Marriage benefits don't hurt anyone


Marriage is, statistically, an even more effective anti-poverty measure than education. Couples that get married and stay married are far more likely to overcome other obstacles and rise out of poverty.

It's so effective, in fact, that there's a new attack on marriage from the left - it's being seen as a form of privilege that should be punished.

"Conservatives often say that married couples and their children fare better than their counterparts in a variety of measures - and thus the US government should continue to promote marriage," writes feminist thinker Jessica Valenti for The Guardian. "As Senator Marco Rubio put it, marriage is ‘the greatest tool to lift children and families from poverty.' But is it?"

The answer to her question, of course, is yes. That's something even the Obama administration acknowledges, with its many efforts to convince young men to be active fathers to their children and husbands to their wives.

But back to Ms. Valenti. She quotes, approvingly, The Atlantic's claim that "marriage has recently become a capstone for the privileged class."

In other words, it's an advantage that some people have, unfairly.
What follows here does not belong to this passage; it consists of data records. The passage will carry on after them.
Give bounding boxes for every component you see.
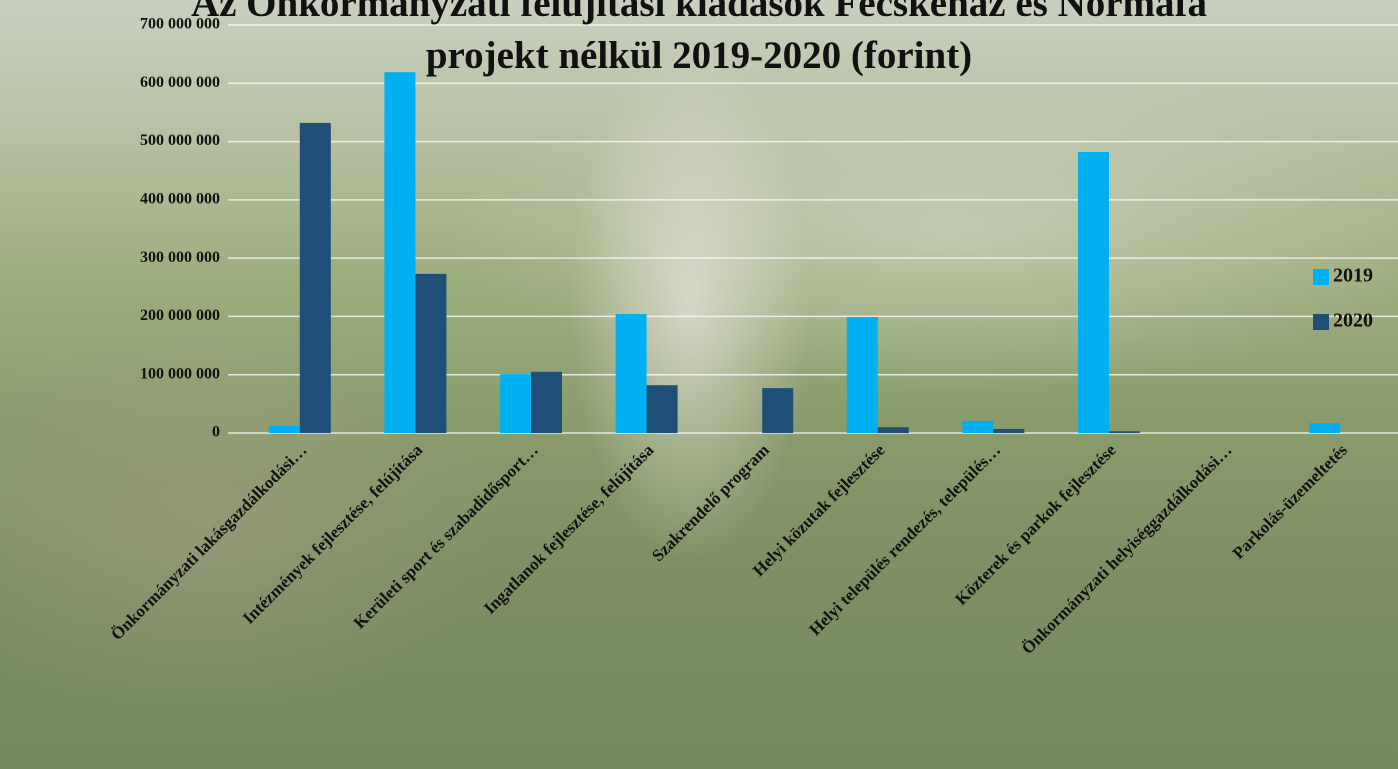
y-tick-label: 400 000 000	[140, 191, 220, 208]
legend-swatch	[1313, 269, 1329, 285]
y-tick-label: 300 000 000	[140, 249, 220, 266]
bar	[415, 273, 447, 433]
bar	[1078, 152, 1109, 433]
x-tick-label: Szakrendelő program	[648, 440, 773, 565]
bar	[299, 122, 331, 434]
legend-label: 2020	[1333, 310, 1373, 332]
x-tick-label: Kerületi sport és szabadidősport…	[350, 440, 542, 632]
bar	[846, 317, 878, 433]
x-tick-label: Parkolás-üzemeltetés	[1229, 440, 1352, 563]
y-tick-label: 100 000 000	[140, 365, 220, 382]
y-tick-label: 200 000 000	[140, 307, 220, 324]
chart-title: Az Önkormányzati felújítási kiadások Fec…	[190, 0, 1208, 77]
x-tick-label: Önkormányzati helyiséggazdálkodási…	[1018, 440, 1235, 657]
x-tick-label: Helyi település rendezés, település…	[805, 440, 1004, 639]
y-tick-label: 0	[212, 424, 220, 441]
y-tick-label: 500 000 000	[140, 132, 220, 149]
bar	[877, 427, 909, 433]
y-tick-label: 600 000 000	[140, 74, 220, 91]
bar	[993, 428, 1025, 433]
bar	[962, 420, 994, 433]
bar	[615, 314, 647, 433]
legend-label: 2019	[1333, 265, 1373, 287]
x-tick-label: Helyi közutak fejlesztése	[749, 440, 889, 580]
bar	[384, 72, 416, 433]
bar	[646, 385, 678, 433]
bar	[762, 388, 794, 433]
bar	[1309, 423, 1341, 433]
y-tick-label: 700 000 000	[140, 16, 220, 33]
legend-swatch	[1313, 314, 1329, 330]
x-tick-label: Intézmények fejlesztése, felújítása	[239, 440, 427, 628]
bar	[268, 426, 300, 433]
x-tick-label: Önkormányzati lakásgazdálkodási…	[107, 440, 310, 643]
bar	[1109, 431, 1140, 433]
bar	[531, 371, 562, 433]
bar	[500, 374, 531, 433]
Her reasoning is that married people benefit from the union, and therefore it puts unmarried people at a disadvantage.

"If marriage is increasingly the preserve of those who are already better off, we should stop attaching many benefits to the institution," she writes. "Beyond the issue of marriage as a mechanism for amassing and retaining wealth within a certain segment of the population, marriage's economic incentives often profit those who are already better off."

She complains about the advantages that married people enjoy, which "include tax and estate laws that exempt married couples from estate and gift taxes or lower estate tax liability; tax breaks from capital gains when selling a house, which double for married couples; the income tax ‘marriage benefit,' which favors unequal earners when one is the main breadwinner over couples with two relatively low earned incomes."

Ms. Valenti's real point here is that marriage makes people better off, so we must penalize it in the name of equality: "the state should remove some of the benefits attached to marriage, particularly those that profit the couples who are already better off, and give them to those who need them the most."

Here's what she's missing.

First, there are no victims here. Life and the economy are not zero-sum - in other words, people benefiting from marriage do not do so at the expense of the unmarried.

Second, marriage doesn't concentrate wealth as much as it creates wealth. Married people are statistically more productive, and their doubled efforts and halved expenses result in a steady accumulation of wealth. As the Heritage Foundation notes, "Marriage is a powerful weapon in fighting poverty. In fact, being married has the same effect in reducing poverty that adding five to six years to a parent's level of education has."

Again, there are no victims here. Married couples don't prosper at the expense of the unmarried. Marriage should be celebrated, not penalized.